There is no reason to fit it repeatedly.
Just randomly sample as many data points as you think your machine can compute in a reasonable time. If variation is not very high, the random sample will have approximately the same distribution as the full dataset.

randomly_sampled = np.random.choice(full_dataset, size=10000, replace=False)
#If data does not fit in memory you can find a way to randomly sample when you read it

GMM.fit(randomly_sampled)

And the use

GMM.predict(full_dataset)
# Again you can fit one by one or batch by batch if you cannot read it in memory

on the rest to classify them.

Answered By: Gioelelm

fit will always forget previous data in scikit-learn. For incremental fitting, there is the partial_fit function. Unfortunately, GMM doesn’t have a partial_fit (yet), so you can’t do that.

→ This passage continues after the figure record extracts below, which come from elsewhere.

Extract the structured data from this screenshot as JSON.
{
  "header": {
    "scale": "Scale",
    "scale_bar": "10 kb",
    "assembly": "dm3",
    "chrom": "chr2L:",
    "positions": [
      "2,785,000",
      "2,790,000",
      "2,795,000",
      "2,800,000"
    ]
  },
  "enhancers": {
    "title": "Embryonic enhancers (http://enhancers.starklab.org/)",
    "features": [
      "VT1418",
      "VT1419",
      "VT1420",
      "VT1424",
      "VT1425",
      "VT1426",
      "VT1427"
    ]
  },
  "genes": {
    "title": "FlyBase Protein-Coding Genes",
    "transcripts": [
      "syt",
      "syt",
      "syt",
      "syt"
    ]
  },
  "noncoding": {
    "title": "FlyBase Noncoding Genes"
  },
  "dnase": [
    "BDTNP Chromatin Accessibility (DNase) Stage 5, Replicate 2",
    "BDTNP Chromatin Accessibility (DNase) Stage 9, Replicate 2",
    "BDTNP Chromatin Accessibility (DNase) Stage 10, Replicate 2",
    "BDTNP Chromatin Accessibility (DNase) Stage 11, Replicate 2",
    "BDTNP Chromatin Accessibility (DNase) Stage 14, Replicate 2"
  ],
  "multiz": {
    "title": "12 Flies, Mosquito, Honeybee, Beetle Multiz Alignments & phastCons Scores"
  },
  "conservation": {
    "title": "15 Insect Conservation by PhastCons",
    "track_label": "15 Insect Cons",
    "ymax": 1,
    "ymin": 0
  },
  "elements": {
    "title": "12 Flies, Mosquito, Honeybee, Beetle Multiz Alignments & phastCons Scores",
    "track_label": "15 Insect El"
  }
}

Answered By: Andreas Mueller

I think you can set the init_para to empty string '' when you create the GMM object, then you might be able to train the whole data set.

Answered By: Huiyu

As Andreas Mueller mentioned, GMM doesn’t have partial_fit yet which will allow you to train the model in an iterative fashion. But you can make use of warm_start by setting it’s value to True when you create the GMM object. This allows you to iterate over batches of data and continue training the model from where you left it in the last iteration.